Posted on: November 30, 2017
Caribou travel accross the Lake Superior ice, 2014.
A caribou from Lake Superior’s Slate Islands travels over the ice to the mainland near Jackfish Bay, 2014. Ice cover in 2014 also allowed wolves from the mainland to travel to the Slate Islands and Michipicoten Island. This photo was received by Infosuperior on April 7th, 2014. Photo by George and Janice Danio.

Michipicoten First Nation is deeply concerned about the fate of Lake Superior’s woodland caribou. The First Nation is located near Wawa, Ontario and would like Superior watershed residents to know about a situation they describe as critical.  The situation is related to the presence of wolves in recent years on Lake Superior islands.

The band notes that wolves migrated to a couple of Lake Superior island locations over the ice in 2014 and that since then, caribou populations have declined dramatically. Some would argue that this is a natural course of events. Michipicoten First Nation has another point of view. They point out that, “for all intents and purposes,” there is no longer a coastal population of caribou, although at one time caribou lived throughout the Lake Superior watershed. Band representatives warn that since mainland populations have all but disappeared, island populations act as a “lifeline.” They are the last self-sustaining caribou populations on Lake Superior.

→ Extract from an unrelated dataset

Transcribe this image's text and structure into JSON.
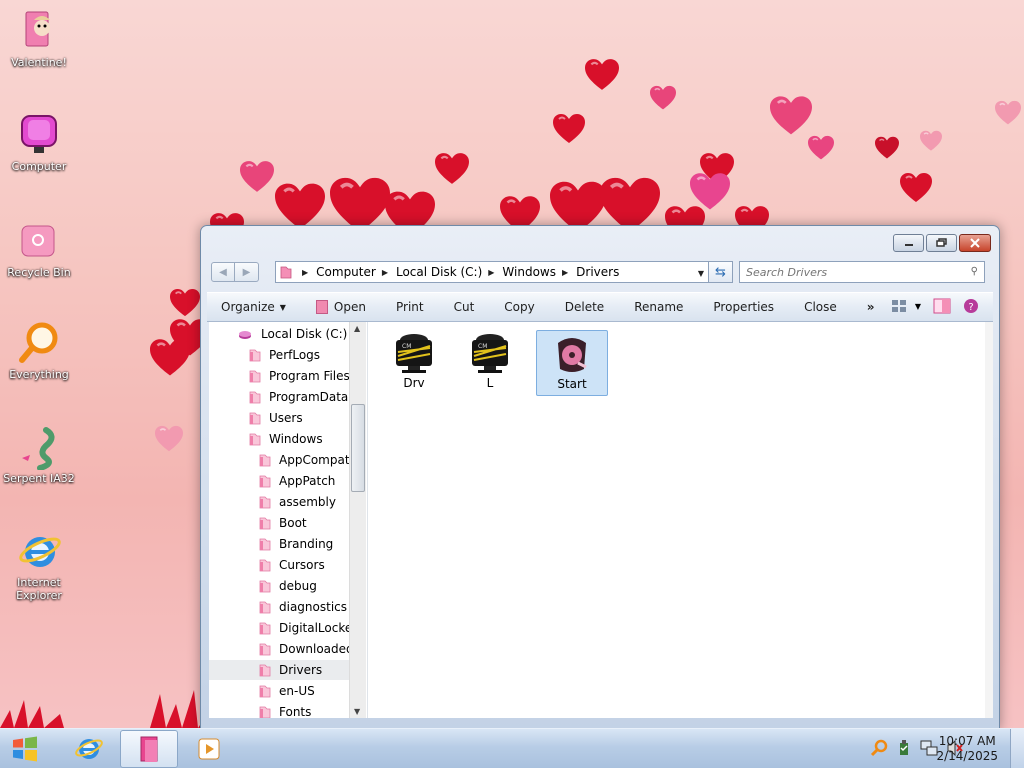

Concern centres on wolves, as these animals are predators for caribou on both the Slate Islands (near Terrace Bay, Ontario) and Michipicoten Island. The band says that island wolf populations are extremely close to causing the disappearance of caribou. Rather than years or months, band representatives contend that the timeline for caribou disappearance could be immediate.

Read more in the following article provided by Leo Lepiano, Lands and Resource Consulting Coordinator, Michipicoten First Nation.

Commercial links with excellent pictures of Michipicoten Island and the Slate Islands follows:

Leo Lepiano article:

The Lake Superior watershed has been home to the woodland caribou since the end of the last ice age, but they not be here for much longer. In 2014, wolves arrived on both the Slate Islands and Michipicoten Island by way of ice bridges. Previously these two islands supported the highest densities of woodland caribou in the world, and most of the Lake Superior herd. However, trapped on an island with wolves, caribou have no chance to survive by means of evasion, and recruitment and survival of calves is quick to reach zero. The caribou population on Michipicoten Island has declined from around 680 animals in 2011 to 180 at the end of last winter; the wolves are now estimated to number between 15 and 20.

Caribou crossing to the mainland from the Slates, 2014.
Caribou (background) cross the ice from the Slate Islands to the mainland, 2014. Photo: George and Janice Danio.

While the populations on the islands have been falling rapidly, caribou have disappeared from Pukaskwa National Park on the east coast of the lake. A few animals may remain between Schreiber and Marathon, but it seems this population has been dependent on regular migrations from the Slates to be sustained. The Lake Superior herd now exists almost entirely, if not entirely, on these islands. The broader context is that woodland caribou are listed as a threatened species by both the federal and provincial governments.

In spite of the protected status offered to woodland caribou, the Ministry of Natural Resources and Forestry has decided to study the situation. Having captured the wolves when they first crossed, the decision was made to proceed with an experiment. The wolves were collared and allowed to remain on the islands. As the caribou dwindle to nothing, those of us who would like to see the province fulfill their fiduciary duty to prevent wildlife populations from being extirpated need to speak up.